Given the broad scope of the Crown’s authority to act as a natural person, it was simply unnecessary to determine whether the refugee healthcare scheme was enacted by virtue of the prerogative or of the Crown’s common-law powers. This conclusion might, however, be criticized. Prerogative powers follow the constitutional division of powers between the federal government and the provinces. Healthcare is a provincial competence, not a federal competence (though the federal government’s exercise of its spending power has permitted it to exercise a great deal of authority in relation to healthcare). It might be said that the prerogative to establish ex gratia healthcare schemes is a provincial competence, which would render the refugee healthcare scheme ultra vires the federal government. There is, of course, a plausible counter-argument to the effect that the refugee healthcare scheme flows from the federal government’s authority over immigration. Nonetheless, this constitutional issue only arises if the power is prerogative in nature. If the scheme could be established pursuant to a common-law power, then there would be no division-of-powers problem. The distinction could matter and, indeed, may matter more in a different case.

It is clear that the Crown in Canada benefits from some inherent powers that are not granted by statute and that do not necessarily reside in the royal prerogative. It has the capacities of a natural person and, as such, can do those things that a natural person can do. Such latitude is not afforded to administrative decision-makers. As statutory bodies, they have no inherent capacities and possess only those powers expressly or implicitly conferred by statute.
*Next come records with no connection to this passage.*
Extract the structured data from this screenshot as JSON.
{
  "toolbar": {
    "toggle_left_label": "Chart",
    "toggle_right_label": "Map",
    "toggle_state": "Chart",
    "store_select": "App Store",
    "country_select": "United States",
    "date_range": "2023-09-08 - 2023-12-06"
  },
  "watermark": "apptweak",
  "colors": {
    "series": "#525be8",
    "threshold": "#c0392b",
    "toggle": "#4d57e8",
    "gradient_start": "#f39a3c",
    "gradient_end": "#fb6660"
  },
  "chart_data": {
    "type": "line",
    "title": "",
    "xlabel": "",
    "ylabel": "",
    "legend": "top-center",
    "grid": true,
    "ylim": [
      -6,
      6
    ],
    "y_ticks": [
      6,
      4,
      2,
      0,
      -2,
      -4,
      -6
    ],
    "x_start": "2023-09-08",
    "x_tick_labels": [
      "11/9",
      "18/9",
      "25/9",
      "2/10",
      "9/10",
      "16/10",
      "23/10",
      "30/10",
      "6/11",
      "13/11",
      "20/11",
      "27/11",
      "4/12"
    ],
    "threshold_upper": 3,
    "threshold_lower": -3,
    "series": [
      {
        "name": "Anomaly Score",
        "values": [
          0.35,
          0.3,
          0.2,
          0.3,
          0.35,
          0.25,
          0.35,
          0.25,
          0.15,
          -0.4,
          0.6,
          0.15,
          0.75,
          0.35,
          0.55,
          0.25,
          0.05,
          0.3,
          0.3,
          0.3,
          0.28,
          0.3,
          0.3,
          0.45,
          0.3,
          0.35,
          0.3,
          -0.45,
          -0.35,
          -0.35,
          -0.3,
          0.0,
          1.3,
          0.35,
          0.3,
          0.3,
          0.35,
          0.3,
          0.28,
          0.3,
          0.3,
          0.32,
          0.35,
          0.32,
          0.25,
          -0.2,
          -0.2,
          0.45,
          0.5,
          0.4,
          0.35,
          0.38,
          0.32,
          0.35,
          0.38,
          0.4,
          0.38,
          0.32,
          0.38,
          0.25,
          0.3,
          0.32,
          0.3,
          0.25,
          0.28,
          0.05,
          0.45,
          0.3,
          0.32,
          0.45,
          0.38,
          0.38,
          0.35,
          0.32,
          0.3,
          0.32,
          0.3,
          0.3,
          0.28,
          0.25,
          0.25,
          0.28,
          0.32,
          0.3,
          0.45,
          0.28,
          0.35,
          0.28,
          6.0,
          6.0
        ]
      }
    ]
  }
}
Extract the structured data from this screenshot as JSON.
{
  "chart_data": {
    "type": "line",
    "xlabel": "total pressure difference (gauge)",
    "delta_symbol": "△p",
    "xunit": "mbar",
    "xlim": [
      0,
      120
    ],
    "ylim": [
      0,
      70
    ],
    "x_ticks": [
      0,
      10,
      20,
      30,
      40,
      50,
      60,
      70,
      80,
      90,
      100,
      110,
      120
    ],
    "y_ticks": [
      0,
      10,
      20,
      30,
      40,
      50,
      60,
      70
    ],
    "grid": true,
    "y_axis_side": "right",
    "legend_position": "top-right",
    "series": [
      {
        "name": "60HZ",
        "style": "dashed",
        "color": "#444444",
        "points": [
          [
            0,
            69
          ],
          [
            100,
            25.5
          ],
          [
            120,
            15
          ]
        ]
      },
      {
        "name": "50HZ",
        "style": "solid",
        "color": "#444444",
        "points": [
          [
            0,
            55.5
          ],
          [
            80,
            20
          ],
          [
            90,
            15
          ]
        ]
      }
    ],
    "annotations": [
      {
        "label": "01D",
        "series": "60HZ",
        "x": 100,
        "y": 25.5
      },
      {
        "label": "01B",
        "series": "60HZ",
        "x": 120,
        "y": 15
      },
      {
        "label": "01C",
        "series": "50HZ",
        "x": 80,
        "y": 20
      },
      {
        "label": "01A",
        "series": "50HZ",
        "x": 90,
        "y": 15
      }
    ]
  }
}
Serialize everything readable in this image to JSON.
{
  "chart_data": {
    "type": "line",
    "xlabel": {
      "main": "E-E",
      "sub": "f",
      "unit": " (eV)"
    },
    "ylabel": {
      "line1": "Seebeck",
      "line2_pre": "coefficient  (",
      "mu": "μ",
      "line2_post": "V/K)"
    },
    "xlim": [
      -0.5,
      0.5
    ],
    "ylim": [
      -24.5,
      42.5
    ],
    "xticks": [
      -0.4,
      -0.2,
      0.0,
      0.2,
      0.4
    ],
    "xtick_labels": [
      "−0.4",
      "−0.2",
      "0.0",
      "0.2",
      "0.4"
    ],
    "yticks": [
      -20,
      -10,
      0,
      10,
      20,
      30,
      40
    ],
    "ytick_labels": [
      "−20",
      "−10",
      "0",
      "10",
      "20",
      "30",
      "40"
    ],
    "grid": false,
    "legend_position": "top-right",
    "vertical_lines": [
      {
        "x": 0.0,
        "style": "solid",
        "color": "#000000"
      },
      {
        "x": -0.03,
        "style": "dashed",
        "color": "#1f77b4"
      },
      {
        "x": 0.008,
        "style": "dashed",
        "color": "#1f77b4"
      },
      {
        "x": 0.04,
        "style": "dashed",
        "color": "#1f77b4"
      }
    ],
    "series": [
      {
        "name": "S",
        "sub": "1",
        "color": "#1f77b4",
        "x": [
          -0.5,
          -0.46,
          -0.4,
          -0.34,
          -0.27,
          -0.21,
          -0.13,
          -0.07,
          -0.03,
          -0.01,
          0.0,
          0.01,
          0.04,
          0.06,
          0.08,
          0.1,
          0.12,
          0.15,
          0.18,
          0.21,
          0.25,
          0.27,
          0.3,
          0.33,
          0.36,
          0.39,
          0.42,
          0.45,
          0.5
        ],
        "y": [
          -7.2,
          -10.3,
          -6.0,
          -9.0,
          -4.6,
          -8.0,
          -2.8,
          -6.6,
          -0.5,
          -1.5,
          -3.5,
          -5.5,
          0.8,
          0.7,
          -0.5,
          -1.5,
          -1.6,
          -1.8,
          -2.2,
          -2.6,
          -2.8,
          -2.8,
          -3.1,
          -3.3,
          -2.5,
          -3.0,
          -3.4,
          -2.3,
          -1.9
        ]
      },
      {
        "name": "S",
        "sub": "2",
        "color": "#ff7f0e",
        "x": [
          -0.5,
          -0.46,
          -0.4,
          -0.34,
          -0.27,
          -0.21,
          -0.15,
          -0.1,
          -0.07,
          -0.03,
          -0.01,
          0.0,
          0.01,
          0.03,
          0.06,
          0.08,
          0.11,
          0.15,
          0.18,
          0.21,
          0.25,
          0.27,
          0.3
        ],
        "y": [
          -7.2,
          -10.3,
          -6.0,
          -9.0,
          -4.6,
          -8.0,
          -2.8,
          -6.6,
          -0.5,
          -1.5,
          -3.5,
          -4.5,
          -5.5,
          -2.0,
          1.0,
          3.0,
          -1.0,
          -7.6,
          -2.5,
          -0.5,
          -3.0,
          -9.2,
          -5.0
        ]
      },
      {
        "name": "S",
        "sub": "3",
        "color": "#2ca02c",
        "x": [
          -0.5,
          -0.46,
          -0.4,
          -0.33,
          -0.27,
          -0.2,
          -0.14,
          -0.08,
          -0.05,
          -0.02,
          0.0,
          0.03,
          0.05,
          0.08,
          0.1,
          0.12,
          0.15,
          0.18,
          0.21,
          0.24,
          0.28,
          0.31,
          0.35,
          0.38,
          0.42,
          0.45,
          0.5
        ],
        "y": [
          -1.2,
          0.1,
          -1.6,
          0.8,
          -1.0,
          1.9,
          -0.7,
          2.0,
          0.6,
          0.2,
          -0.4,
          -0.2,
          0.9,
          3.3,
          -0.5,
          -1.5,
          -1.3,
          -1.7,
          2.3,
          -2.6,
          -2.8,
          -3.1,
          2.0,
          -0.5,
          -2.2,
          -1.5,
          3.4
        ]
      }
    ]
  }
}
[1] A.G. of Que. and Keable v. A.G. of Can. et al., [1979] 1 SCR 218, at p. 249.

[2] [2006] 1 SCR 140.

[3] Ibid., at para. 38.

[4] Attorney-General v. Great Eastern Railway Co. (1880), 5 App. Cas. 473 at 478 (H.L.).

[5] Ibid., at para. 51, emphasis added. For applications of this principle, see Bell Canada v. Canada (Canadian Radio-Television and Telecommunications Commission), [1989] 1 SCR 1722; Chrysler Canada Ltd. v. Canada (Competition Tribunal), [1992] 2 SCR 394; Canadian Pacific Air Lines Ltd. v. Canadian Air Line Pilots Association, [1993] 3 SCR 724.

[6] [2013] 1 WLR 2358.

[7] Ibid., at para. 28. He went on to note, however, that these ancillary or incidental powers could not be used in defiance of law or regulation and, moreover, that the Home Secretary could not use them to “adopt measures which are coercive; or which infringe the legal rights of others (including their rights under the Human Rights Convention); or which are irrational or unfair or otherwise conflict with the general constraints on administrative action imposed by public law”. See also R. v. Criminal Injuries Compensation Board, ex parte Lain, [1967] 2 Q.B. 864, at pp. 886-887.

[8] Ibid., at para. 33.

[9] Ibid., at para. 37.

[10] (1997), 149 D.L.R. (4th) 613.

[11] Ibid., at para. 2.

[12] Ibid., at para. 3.

[13] Ibid., at para. 4.

[14] Lain.

[15] Pharmacare, at para. 27.

[16] Id.

[17] Ibid., at paras. 27-28.

[18] See also McDonald v. Anishinabek Police Service (2006), 83 OR (3d) 132.

[19] Ibid., at para. 30.

[20] 2014 FC 651.

[21] Ibid., at para. 392.

[22] Ibid., at para. 401.

This content has been updated on January 19, 2016 at 09:53.